Pesquisa da CNI revela que salário e estabilidade são os fatores mais valorizados pelos trabalhadores brasileiros

Pesquisa da CNI revela que salário e estabilidade são os fatores mais valorizados pelos trabalhadores brasileiros

Imagem: Adriano Machado/Reuters

 

O salário e a estabilidade financeira continuam sendo os pilares mais cobiçados pelos brasileiros na hora de buscar um emprego. É o que revela uma pesquisa inédita da Confederação Nacional da Indústria (CNI), divulgada nesta sexta-feira (5). O levantamento ouviu 2.008 pessoas a partir de 16 anos, abrangendo os 26 estados do país e o Distrito Federal.

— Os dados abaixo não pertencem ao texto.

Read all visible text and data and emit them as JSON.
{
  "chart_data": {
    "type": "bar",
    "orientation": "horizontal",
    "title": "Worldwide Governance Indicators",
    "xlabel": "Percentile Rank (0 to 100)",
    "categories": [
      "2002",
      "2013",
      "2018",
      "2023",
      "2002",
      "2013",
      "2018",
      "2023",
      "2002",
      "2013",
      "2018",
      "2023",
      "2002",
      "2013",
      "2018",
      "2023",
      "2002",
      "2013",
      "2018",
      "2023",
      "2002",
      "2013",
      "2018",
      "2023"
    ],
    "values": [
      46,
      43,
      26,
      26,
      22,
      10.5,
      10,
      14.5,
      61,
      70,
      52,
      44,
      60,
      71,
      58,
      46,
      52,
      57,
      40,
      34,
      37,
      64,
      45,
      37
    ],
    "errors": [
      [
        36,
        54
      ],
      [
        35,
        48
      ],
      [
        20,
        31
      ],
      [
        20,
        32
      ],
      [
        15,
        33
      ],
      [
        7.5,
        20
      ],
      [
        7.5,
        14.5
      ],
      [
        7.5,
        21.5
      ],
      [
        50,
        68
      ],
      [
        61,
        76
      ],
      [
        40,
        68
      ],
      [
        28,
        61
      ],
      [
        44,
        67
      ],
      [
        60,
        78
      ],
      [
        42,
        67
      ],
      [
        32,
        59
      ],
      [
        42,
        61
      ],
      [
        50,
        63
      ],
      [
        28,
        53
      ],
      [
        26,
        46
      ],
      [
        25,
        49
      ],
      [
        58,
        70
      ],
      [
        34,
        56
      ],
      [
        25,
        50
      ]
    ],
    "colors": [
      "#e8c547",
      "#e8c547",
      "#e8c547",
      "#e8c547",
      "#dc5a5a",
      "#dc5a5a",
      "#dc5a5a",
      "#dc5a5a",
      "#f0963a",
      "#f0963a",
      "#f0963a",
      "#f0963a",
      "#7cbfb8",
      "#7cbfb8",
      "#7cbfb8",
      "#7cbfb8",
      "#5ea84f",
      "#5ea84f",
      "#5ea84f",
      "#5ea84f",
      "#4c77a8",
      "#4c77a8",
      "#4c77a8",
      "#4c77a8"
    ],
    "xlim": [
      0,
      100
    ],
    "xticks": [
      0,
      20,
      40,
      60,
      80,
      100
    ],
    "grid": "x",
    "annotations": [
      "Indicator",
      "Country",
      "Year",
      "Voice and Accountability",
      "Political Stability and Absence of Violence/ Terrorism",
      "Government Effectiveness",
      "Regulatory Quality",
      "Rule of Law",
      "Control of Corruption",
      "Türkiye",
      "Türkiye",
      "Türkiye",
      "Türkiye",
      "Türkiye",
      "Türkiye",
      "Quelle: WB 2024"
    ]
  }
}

De acordo com o estudo, 28,7% dos entrevistados apontaram a remuneração salarial como o principal diferencial na procura por uma vaga. Logo em seguida, os fatores tradicionais e estruturais ganham destaque:

  • Estabilidade no emprego: 22,4%

  • Perspectiva de crescimento na carreira: 20,1%

  • Flexibilidade de horário: 19,3%

Fatores modernos e frequentemente associados às novas rotinas do mercado corporativo tiveram menor peso na preferência nacional. A possibilidade de home office (trabalhar de casa) foi mencionada por apenas 15,9% dos ouvidos, enquanto a jornada de trabalho reduzida foi o foco de 9,8% dos participantes.

“Mesmo nesse cenário de novas modalidades de trabalho, em que a flexibilidade acaba sendo também uma moeda de troca, esses fatores tradicionais são valorizados e acabam sendo muito associados ao emprego com carteira assinada”, analisa Claudia Perdigão, especialista em Políticas e Indústria da CNI.

Preferência pela CLT e o sonho de empreender

A solidez das leis trabalhistas mantém forte apelo popular. Entre as pessoas ocupadas que buscaram novas colocações no mercado, o emprego formal regido pela Consolidação das Leis do Trabalho (CLT) foi apontado por 36,3% como a oportunidade mais atrativa. Em contrapartida, as vagas de trabalho autônomo por plataformas e aplicativos digitais (como motoristas e entregadores) atraem apenas 10% dos profissionais.

O desejo de independência também ferve no sangue do trabalhador: 13,9% dos entrevistados afirmaram que pretendem abrir o próprio negócio no horizonte de cinco anos. O foco está no empreendedorismo tradicional, como o comércio varejista, o trabalho autônomo e a prestação de serviços de menor complexidade (salões de beleza, bares e restaurantes).

O fantasma da tecnologia e barreiras no mercado

A pesquisa acendeu um sinal amarelo sobre as perspectivas futuras: 43% dos brasileiros não sabem dizer em qual profissão ou ocupação estarão daqui a cinco anos. Essa incerteza é ainda mais profunda entre as gerações mais velhas. A CNI aponta que o ritmo acelerado das inovações tecnológicas gera o receio de obsolescência e dúvidas sobre a capacidade de adaptação às novas ferramentas digitais.

Ao avaliar as maiores pedras no caminho para a ascensão profissional, as respostas apontam falhas estruturais e econômicas:

  1. Falta de vagas qualificadas: 22% reclamam da escassez de empregos com boas condições e salários condizentes;

  2. Falta de experiência prática: 17,6% encontram barreiras nas exigências iniciais das empresas;

  3. Falta de cursos técnicos/qualificação: 16,9% apontam a ausência de capacitação profissional na região onde moram;

  4. Demandas familiares: 16,1% enfrentam dificuldades para conciliar o trabalho com o cuidado de parentes e filhos.

Apesar das queixas quanto às oportunidades do mercado geral, o índice de contentamento interno surpreendeu: 95% dos brasileiros declararam estar satisfeitos com o seu emprego atual, sendo que 70% afirmaram estar "muito satisfeitos" com a atual ocupação.